“Tidak Vi,
cukuplah. Aku mohon kamu jangan tanya-tanya tentang dia lagi.”
“Memangnya
kenapa, Re? Bukankah dia sudah jujur tentang perasaannya? “
“Benar apa yang
telah kau katakan, dan sedikitpun tak pernah tak ku hargai kejujurannya.”
“Terus apa
masalahnya, Re?”
“Vi, kenapa kamu
belum paham juga. Kalau dia benar-benar serius dia tak akan bilang seperti itu.
Jika dia benar-benar memiliki rasa yang begitu suci maka tak akan mungkin dia
mengajakku berjalan menuju kemaksiatan yang semakin mendekatkanku pada neraka.”
“Iya juga ya.
Kalau kamu dah ngomong tentang agama, aku angkat tangan deh Re haha.”
“Kamu apaan sih
kok gitu. Kan kamu juga tahu syari’at jeng.”
“Terus kamu mau
gimana, Re?”
“Masalah jodoh
sudah ada yang ngatur Vi. Memang mata ini terkadang iri terhadap hati. Yang
tidak bisa melihat sosok yang begitu dekat dengan kita melalui hati kita. Yaitu
dia yang tertulis di Lauh Mahfudz.”
“Aduh, so sweet
nya, haha.”
“Iya dong, Allah kan Maha Romantis.”
“Iya deh, yuk
makan!”
Begitulah
rasa kepo Vira jika kambuh. Apalagi setelah mendengar bahwa ada laki-laki yang
telah menyatakan perasaannya kepadaku. Dia selalu saja meledekku. Sudah aku
katakan bahwa aku tidak memiliki kata pacaran dalam kamus kehidupanku. Sudah
menjadi prinsipku seperti itu adanya. Dan aku juga tidak mau memberikan bekas
kepada pangeran yang akan Allah SWT berikan kelak. Sebagai perempuan kan harus
menjaga kehormatan juga. Jangan pernah untuk menjadi bunga yang mudah untuk
dilihat, dipegang, atau dipetik untuk dimiliki. Jadilah mutiara di dalam kerang
yang letaknya di dasar laut. Sehingga untuk memilikinya membutuhkan usaha yang
besar. Karena perempuan itu sangat mahal dan berharga seperti halnya mutiara
yang indah. Sebaik-baik perhiasan dunia adalah perempuan sholekah. Itulah yang
serin aku dengar dan aku baca dari medsos. Dan aku begitu senang membacanya.
Vira
mulai sibuk dengan kegiatan organisasi yang diikutinya. Memang aku satu
organisasi juga dengannya, tapi aku tidak masuk dalam kepanitiaan acara itu.

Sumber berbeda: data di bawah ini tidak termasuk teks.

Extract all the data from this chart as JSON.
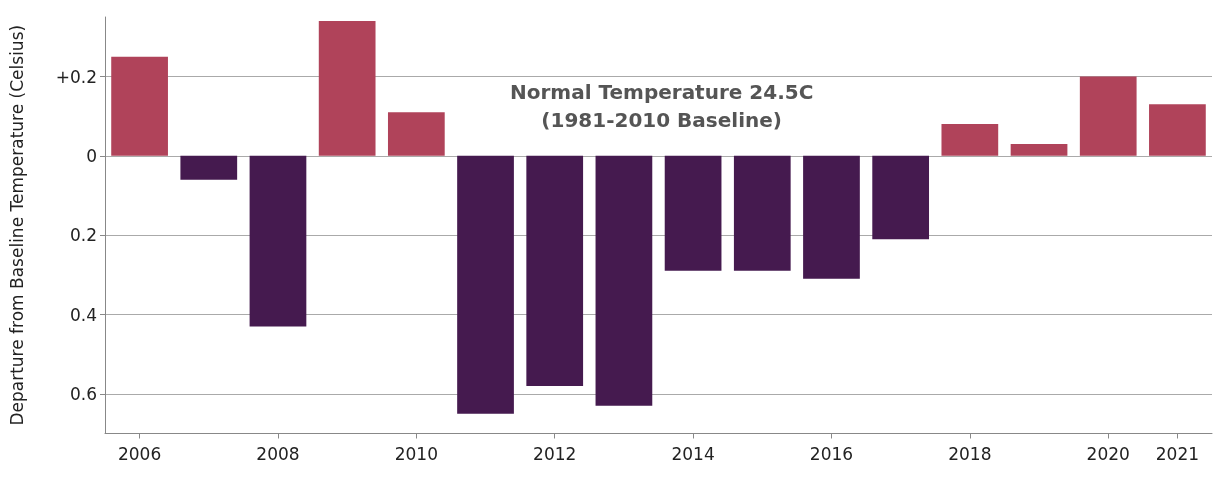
{
  "chart_data": {
    "type": "bar",
    "ylabel": "Departure from Baseline Temperature (Celsius)",
    "categories": [
      "2006",
      null,
      "2008",
      null,
      "2010",
      null,
      "2012",
      null,
      "2014",
      null,
      "2016",
      null,
      "2018",
      null,
      "2020",
      "2021"
    ],
    "values": [
      0.25,
      -0.06,
      -0.43,
      0.34,
      0.11,
      -0.65,
      -0.58,
      -0.63,
      -0.29,
      -0.29,
      -0.31,
      -0.21,
      0.08,
      0.03,
      0.2,
      0.13
    ],
    "colors": [
      "#b0435a",
      "#451a4f",
      "#451a4f",
      "#b0435a",
      "#b0435a",
      "#451a4f",
      "#451a4f",
      "#451a4f",
      "#451a4f",
      "#451a4f",
      "#451a4f",
      "#451a4f",
      "#b0435a",
      "#b0435a",
      "#b0435a",
      "#b0435a"
    ],
    "ylim": [
      -0.7,
      0.35
    ],
    "yticks": [
      {
        "value": -0.6,
        "label": "0.6"
      },
      {
        "value": -0.4,
        "label": "0.4"
      },
      {
        "value": -0.2,
        "label": "0.2"
      },
      0,
      {
        "value": 0.2,
        "label": "+0.2"
      }
    ],
    "grid": "y",
    "annotations": [
      "Normal Temperature 24.5C\n(1981-2010 Baseline)"
    ]
  }
}
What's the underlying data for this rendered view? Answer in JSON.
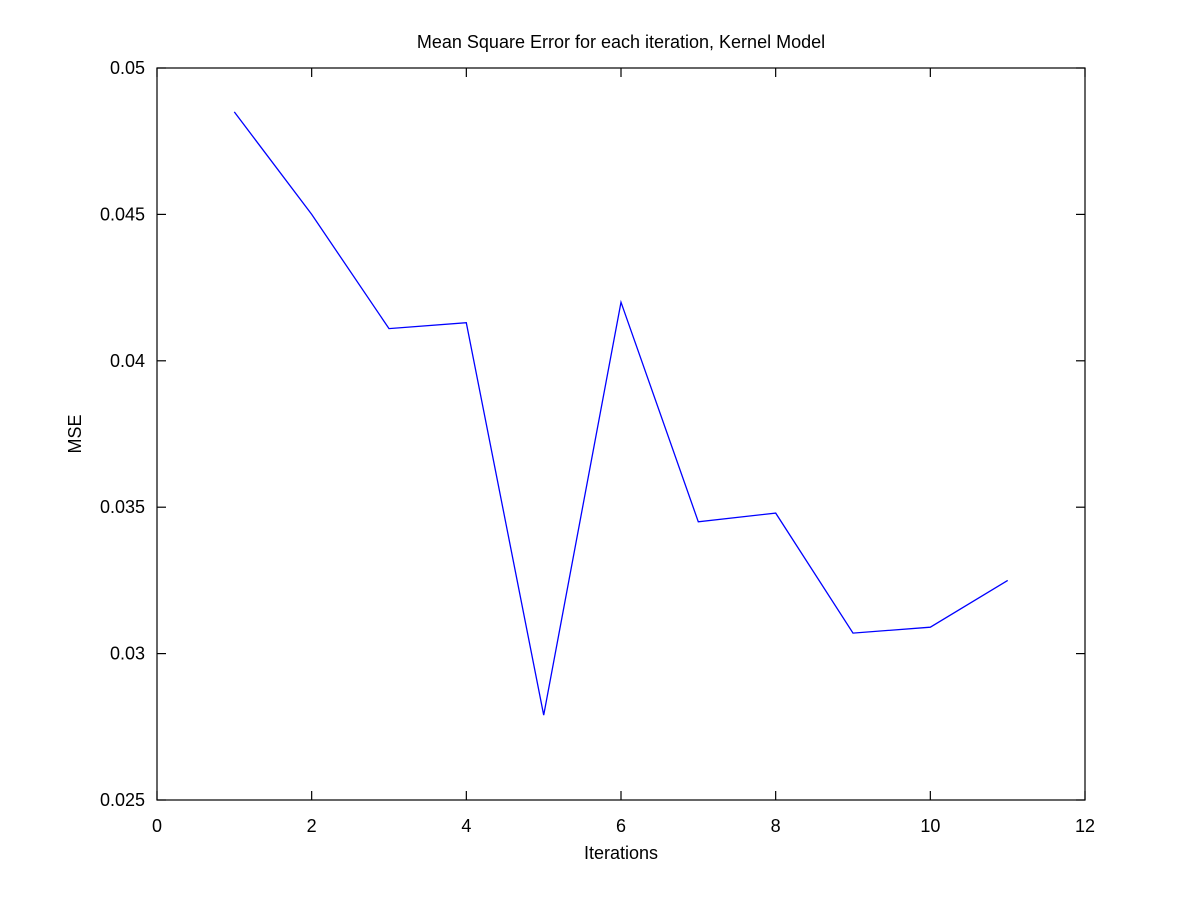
{
  "chart_data": {
    "type": "line",
    "title": "Mean Square Error for each iteration, Kernel Model",
    "xlabel": "Iterations",
    "ylabel": "MSE",
    "xlim": [
      0,
      12
    ],
    "ylim": [
      0.025,
      0.05
    ],
    "x_ticks": [
      0,
      2,
      4,
      6,
      8,
      10,
      12
    ],
    "x_tick_labels": [
      "0",
      "2",
      "4",
      "6",
      "8",
      "10",
      "12"
    ],
    "y_ticks": [
      0.025,
      0.03,
      0.035,
      0.04,
      0.045,
      0.05
    ],
    "y_tick_labels": [
      "0.025",
      "0.03",
      "0.035",
      "0.04",
      "0.045",
      "0.05"
    ],
    "grid": false,
    "legend": "none",
    "series": [
      {
        "color": "#0000ff",
        "x": [
          1,
          2,
          3,
          4,
          5,
          6,
          7,
          8,
          9,
          10,
          11
        ],
        "y": [
          0.0485,
          0.045,
          0.0411,
          0.0413,
          0.0279,
          0.042,
          0.0345,
          0.0348,
          0.0307,
          0.0309,
          0.0325
        ]
      }
    ]
  }
}
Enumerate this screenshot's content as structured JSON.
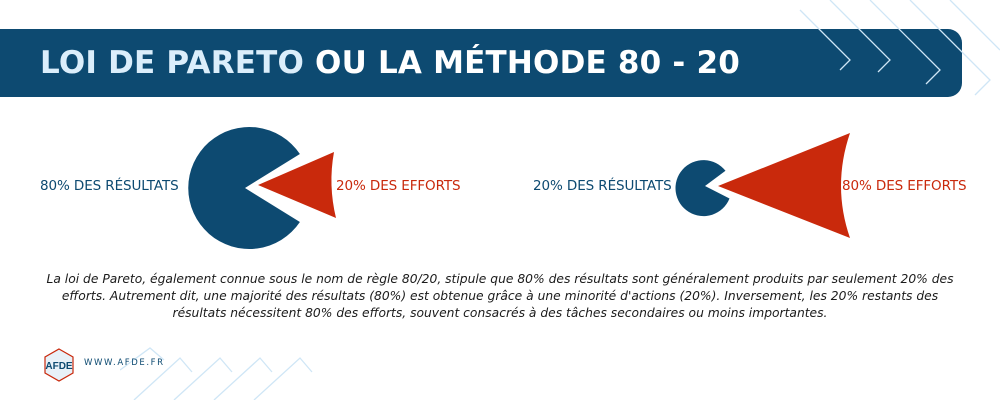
{
  "header": {
    "title_highlight": "LOI DE PARETO",
    "title_rest": " OU LA MÉTHODE 80 - 20"
  },
  "diagram_left": {
    "label_left": "80% DES RÉSULTATS",
    "label_right": "20% DES EFFORTS"
  },
  "diagram_right": {
    "label_left": "20% DES RÉSULTATS",
    "label_right": "80% DES EFFORTS"
  },
  "description": "La loi de Pareto, également connue sous le nom de règle 80/20, stipule que 80% des résultats sont généralement produits par seulement 20% des efforts. Autrement dit, une majorité des résultats (80%) est obtenue grâce à une minorité d'actions (20%). Inversement, les 20% restants des résultats nécessitent 80% des efforts, souvent consacrés à des tâches secondaires ou moins importantes.",
  "footer": {
    "logo_text": "AFDE",
    "url": "WWW.AFDE.FR"
  },
  "colors": {
    "navy": "#0d4a71",
    "red": "#c9290c",
    "light_blue": "#dbeefb"
  }
}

Aku mulai khawatir dengan kesehatan Vira karena dia sering pulang malan dan
makannya tidak teratur.
“Vir, kamu tidak
apa apa dengan kegiatan kamu yang sedang numpuk ini?”
“Iya Re, aku
enggak apa apa kok, tenang aja.”
“Aku Cuma mau
ingetin ke kamu kalau makan harus teratur, jangan sampai sakit. Kan kalu sakit
nanti kamu sendiri yang rugi karena tidak bisa ikut andil dalam kegiatan.”
“Siap komandan,
perintah komandan akan saya kerjakan.”
“E eh, ini
serius, jangan bercanda!”
“Iya Rere, aku
tahu kok.”
Alhamdulillah,
aku bersyukur, acara yang dipanitiai oleh Vira berjalan dengan lancar dan Vira
juga sehat. Tapi kini aku mulai cemas dengan keadaan Vira yang sekarang. Karena
tanpa adanya kegiatan atau acara organisasi, dia sering pulang malam juga.
“ Ya Allah,
apakah pikiranku sudah kelewat tidak wajar? Namun jika tidak seperti itu,
kenapa dia berubah? Apa yang sedang terjadi?”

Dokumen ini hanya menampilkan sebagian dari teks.